Hello - I am a new member, interested in the Catholic faith, and I have a question - I will try to keep it as short and to the point as I can.
As a child/teen, I was hurt and scarred deeply on a mental and emotional level by people who twisted and abused God’s teachings, and unfortunately, this really poisoned my relationship with God. It took me YEARS to realise that this was not God’s fault.
What unfortunately happened in my late teens was that I began to believe that the devil was the true saviour… I thought he was simply misunderstood, that he was “the good guy”, so I began to pray to him.
Eventually I got involved in a cult-like group of people, who shattered my pretty illusion, but then found myself caught in the web, and had a hard time breaking free from it again.
I would like to make it clear that I never participated in anything you may have seen in horror films… I never wanted to harm anyone or anything.

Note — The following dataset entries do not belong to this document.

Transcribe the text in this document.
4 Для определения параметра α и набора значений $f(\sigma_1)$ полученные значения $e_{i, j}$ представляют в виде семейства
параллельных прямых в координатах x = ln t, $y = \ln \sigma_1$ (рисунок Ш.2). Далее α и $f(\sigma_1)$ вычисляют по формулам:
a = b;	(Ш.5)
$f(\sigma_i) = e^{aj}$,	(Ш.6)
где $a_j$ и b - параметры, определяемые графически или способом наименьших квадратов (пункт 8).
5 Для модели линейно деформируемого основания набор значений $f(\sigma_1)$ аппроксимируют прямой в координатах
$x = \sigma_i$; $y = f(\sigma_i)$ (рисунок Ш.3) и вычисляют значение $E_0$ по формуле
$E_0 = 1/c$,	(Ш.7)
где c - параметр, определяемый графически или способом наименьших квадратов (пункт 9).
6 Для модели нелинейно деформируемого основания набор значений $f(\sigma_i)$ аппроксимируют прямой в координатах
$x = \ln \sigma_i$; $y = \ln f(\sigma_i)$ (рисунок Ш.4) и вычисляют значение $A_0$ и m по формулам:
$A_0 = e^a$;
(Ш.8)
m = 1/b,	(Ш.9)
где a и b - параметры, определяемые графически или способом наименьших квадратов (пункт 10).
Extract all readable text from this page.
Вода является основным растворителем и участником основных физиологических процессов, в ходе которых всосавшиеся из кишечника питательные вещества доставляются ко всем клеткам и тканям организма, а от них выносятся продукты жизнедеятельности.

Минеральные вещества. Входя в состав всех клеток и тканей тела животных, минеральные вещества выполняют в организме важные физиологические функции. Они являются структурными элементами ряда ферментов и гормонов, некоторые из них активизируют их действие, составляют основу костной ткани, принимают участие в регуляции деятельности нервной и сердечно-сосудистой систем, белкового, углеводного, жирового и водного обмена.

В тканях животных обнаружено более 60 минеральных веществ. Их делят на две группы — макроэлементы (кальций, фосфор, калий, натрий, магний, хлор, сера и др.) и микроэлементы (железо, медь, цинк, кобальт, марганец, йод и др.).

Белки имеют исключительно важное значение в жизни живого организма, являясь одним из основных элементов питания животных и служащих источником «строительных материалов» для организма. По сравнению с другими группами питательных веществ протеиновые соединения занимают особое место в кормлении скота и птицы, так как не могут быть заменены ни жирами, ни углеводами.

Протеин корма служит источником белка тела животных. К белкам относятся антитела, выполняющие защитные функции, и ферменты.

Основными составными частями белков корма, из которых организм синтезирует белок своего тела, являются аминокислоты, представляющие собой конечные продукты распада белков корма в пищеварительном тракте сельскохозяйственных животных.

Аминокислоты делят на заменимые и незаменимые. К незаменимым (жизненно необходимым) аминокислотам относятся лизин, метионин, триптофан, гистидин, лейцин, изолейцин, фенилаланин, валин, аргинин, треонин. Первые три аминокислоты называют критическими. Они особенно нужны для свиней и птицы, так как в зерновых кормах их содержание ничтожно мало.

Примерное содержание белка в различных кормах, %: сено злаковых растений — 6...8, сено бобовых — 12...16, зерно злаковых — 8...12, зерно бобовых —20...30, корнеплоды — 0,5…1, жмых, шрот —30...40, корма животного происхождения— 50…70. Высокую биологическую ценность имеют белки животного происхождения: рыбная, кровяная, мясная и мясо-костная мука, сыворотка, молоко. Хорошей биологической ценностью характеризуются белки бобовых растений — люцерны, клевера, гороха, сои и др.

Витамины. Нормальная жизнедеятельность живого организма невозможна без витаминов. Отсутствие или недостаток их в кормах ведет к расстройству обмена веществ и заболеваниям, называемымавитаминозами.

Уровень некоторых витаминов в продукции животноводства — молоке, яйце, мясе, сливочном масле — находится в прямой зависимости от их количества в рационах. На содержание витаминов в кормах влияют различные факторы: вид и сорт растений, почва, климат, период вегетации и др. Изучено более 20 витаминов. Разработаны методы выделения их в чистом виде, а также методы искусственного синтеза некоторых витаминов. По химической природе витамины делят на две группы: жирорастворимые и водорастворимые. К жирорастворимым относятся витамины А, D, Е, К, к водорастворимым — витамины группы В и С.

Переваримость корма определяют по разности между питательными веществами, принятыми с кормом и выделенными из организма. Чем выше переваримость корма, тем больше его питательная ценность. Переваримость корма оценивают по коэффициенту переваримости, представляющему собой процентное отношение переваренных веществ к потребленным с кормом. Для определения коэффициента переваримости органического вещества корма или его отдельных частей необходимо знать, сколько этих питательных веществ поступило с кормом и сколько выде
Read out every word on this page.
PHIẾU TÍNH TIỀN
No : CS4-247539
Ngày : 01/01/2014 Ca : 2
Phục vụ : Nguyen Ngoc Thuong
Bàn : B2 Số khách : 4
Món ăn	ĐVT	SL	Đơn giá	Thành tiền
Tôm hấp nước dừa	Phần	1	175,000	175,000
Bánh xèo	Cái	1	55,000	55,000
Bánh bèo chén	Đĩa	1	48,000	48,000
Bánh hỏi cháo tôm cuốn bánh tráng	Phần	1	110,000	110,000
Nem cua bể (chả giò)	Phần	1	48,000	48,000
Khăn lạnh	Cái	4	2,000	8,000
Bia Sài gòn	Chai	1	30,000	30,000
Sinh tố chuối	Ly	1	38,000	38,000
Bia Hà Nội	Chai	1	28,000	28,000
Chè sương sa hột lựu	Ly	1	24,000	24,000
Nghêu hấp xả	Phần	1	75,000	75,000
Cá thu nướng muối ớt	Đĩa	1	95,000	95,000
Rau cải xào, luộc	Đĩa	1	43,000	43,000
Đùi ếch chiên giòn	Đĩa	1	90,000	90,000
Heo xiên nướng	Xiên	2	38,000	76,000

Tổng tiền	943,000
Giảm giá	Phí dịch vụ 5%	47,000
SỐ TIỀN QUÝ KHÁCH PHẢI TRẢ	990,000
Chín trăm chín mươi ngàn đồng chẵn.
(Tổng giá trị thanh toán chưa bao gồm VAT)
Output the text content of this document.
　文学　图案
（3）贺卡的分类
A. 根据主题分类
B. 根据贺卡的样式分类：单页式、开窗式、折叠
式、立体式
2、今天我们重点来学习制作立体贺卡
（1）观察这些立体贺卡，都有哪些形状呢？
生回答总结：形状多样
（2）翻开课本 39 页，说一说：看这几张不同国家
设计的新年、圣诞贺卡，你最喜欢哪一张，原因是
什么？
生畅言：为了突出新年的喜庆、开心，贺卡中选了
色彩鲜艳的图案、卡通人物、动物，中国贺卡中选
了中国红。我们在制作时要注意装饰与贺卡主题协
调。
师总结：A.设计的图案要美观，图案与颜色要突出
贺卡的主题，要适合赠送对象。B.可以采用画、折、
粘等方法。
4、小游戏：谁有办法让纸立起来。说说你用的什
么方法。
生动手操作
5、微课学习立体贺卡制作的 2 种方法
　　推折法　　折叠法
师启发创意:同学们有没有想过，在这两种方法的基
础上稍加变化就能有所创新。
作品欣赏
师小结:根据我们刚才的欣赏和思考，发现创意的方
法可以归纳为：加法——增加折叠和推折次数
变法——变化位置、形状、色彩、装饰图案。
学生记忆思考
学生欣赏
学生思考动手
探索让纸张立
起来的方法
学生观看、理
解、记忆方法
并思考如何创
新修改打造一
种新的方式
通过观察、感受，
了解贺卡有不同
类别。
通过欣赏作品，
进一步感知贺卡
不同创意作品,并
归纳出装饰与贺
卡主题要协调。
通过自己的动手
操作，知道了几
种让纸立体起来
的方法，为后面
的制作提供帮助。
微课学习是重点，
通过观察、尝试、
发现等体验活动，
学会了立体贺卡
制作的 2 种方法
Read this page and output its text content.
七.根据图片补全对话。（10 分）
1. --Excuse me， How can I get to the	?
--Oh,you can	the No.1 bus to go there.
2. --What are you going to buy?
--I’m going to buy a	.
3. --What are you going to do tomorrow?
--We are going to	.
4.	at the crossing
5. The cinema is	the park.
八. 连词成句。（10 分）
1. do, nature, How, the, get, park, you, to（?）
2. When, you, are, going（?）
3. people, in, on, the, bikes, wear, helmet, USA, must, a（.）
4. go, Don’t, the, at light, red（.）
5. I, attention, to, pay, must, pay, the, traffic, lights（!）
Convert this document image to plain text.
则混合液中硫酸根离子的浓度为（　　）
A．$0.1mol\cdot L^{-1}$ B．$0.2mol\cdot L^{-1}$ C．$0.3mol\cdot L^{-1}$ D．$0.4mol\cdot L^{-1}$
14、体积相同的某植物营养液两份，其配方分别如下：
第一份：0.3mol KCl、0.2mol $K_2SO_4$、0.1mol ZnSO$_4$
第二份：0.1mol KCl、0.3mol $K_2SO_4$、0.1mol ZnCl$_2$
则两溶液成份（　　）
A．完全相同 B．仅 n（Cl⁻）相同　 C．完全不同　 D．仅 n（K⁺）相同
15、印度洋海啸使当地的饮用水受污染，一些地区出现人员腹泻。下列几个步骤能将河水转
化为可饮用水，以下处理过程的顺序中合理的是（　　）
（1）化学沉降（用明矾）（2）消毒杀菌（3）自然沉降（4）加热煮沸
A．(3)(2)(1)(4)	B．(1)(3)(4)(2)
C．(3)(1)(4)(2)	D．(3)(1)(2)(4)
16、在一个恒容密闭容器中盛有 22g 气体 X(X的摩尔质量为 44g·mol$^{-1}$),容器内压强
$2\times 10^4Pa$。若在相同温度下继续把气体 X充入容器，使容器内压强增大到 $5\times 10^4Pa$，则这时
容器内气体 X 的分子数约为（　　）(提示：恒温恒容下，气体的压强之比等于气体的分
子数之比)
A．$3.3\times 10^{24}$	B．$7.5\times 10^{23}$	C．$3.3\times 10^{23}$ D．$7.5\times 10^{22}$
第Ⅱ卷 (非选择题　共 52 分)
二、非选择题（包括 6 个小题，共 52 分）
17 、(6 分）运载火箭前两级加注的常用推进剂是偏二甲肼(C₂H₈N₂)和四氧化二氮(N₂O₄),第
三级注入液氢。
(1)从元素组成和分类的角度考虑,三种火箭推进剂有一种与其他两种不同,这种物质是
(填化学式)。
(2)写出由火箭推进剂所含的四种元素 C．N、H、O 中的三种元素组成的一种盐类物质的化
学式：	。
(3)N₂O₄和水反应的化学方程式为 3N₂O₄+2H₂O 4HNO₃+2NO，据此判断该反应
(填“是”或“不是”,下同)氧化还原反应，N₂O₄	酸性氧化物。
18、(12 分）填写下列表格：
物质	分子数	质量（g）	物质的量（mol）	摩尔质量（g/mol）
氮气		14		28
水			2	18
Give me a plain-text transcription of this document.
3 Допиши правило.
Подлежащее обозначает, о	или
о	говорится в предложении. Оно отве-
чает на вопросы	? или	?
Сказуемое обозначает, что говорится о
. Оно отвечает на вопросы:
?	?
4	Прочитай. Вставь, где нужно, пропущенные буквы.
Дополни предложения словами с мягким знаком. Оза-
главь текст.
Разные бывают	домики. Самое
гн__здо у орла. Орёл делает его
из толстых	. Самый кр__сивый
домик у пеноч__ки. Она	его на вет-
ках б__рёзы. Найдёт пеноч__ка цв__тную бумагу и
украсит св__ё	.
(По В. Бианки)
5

And ironically, I ALWAYS had certain morals and standards for myself that equals what the Bible teaches. But still, it doesn’t change the fact that I did worship the devil, and tried to convert others to do the same. It doesn’t change the fact that I thought and said things about God that I now wish I hadn’t. And when I finally broke free, I felt like my soul had rotted away.
That is a long time ago now, and I have since tried to live a very different life. I have been very drawn to Catholicism for years, but have held back for two reasons: one being the scars from my childhood, but I think I am past that now.
The other is much worse…
Recent dramatic events in my life, where I nearly lost my life, made me realise what is really important to me… and the ONE thing that was constantly on my mind was that I was desperate to repair my relationship with God… and a burning need to be “cleansed”, forgiven for my stupidity back then.
But… can I be forgiven at all for what I have done? Would God even “want me back” now? Would the Church welcome someone like me? I really want to contact my local church, but I am worried about how I will be received.
The truth is that I can’t even forgive myself, and i don’t feel I deserve anything good in life… and I’ve tried to pray, I’ve tried to apologise, but unlike that warm feeling I had as a kid when I prayed… I just feel nothing, like there’s no connection, and that scares me. I don’t know if it’s just in my head, because honestly, I don’t feel like I’m worthy of having my prayers heard. Or am I just a hopeless case now?